The universe is an incredibly large place with hundreds of billions of galaxies. Each galaxy has hundreds of billions of stars in it. So there are more than 10,000,000,000,000,000,000,000 stars out there, and most of them are bigger than our sun. There is probably much more as well. That’s just all we can see.
All of that stuff out there is made of matter, all of which is made up of protons, neutrons, and electrons. There are other particles that pop in and out of existence and apply the forces, but they aren’t matter like protons, neutrons, and electrons.
Protons and neutrons are indeed composed of smaller particles called quarks, that stick together like magnets. An enormous amount of energy is required to get quarks to fly apart because the energy of motion has to be greater than the energy of attraction. Other than in the lab, quarks haven’t been by themselves for billions of years.
For about the first hundred thousand years following the Big Band, the Universe was much smaller than it is now, but it still had the same amount of mass and energy, so the amount of energy in a single particle was so big that particles like quarks just could not stick together.

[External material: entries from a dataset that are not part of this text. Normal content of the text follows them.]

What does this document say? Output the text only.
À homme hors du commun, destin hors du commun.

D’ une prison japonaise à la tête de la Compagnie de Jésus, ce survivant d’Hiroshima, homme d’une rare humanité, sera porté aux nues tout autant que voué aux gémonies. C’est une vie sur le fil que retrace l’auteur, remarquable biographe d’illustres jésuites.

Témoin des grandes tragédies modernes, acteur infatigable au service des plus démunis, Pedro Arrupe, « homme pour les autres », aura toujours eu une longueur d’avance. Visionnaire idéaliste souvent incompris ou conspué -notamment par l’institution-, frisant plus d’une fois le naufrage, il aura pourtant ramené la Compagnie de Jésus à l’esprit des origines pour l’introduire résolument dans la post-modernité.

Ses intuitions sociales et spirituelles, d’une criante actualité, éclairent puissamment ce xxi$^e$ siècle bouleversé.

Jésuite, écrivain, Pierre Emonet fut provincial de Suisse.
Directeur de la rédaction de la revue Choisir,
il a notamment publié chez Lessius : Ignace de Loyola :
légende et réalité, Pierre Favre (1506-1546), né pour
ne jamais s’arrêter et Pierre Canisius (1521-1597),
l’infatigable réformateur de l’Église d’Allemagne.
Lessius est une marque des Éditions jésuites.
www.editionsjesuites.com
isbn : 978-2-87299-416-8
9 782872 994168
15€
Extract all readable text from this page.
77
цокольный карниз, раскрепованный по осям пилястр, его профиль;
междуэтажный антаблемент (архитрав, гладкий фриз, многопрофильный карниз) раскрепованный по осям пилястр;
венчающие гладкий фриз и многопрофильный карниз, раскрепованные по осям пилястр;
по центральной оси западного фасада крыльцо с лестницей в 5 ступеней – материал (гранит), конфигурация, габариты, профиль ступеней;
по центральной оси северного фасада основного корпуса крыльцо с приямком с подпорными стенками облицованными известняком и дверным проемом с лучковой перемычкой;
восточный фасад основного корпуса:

The soup of particles that constituted the universe was so hot that no protons or neutrons existed yet.
After this period of time things started cooling down. Of course cooling here means hotter than the sun, but that is cold enough for quarks to start sticking together. The next phase was the combination protons, neutrons, and electrons into atoms like helium and hydrogen.
These atoms began to clump together into gigantic clouds of dust, many hundreds of thousands of light years across. They swirled around until dense spots formed into stars. In their life cycle, stars produce atoms like iron, copper, and carbon. When it finally died and exploded, the star spread these elements were across the galaxy to eventually form planets. But of course all of these still consisted of the same three particles; protons, neutrons, and electrons.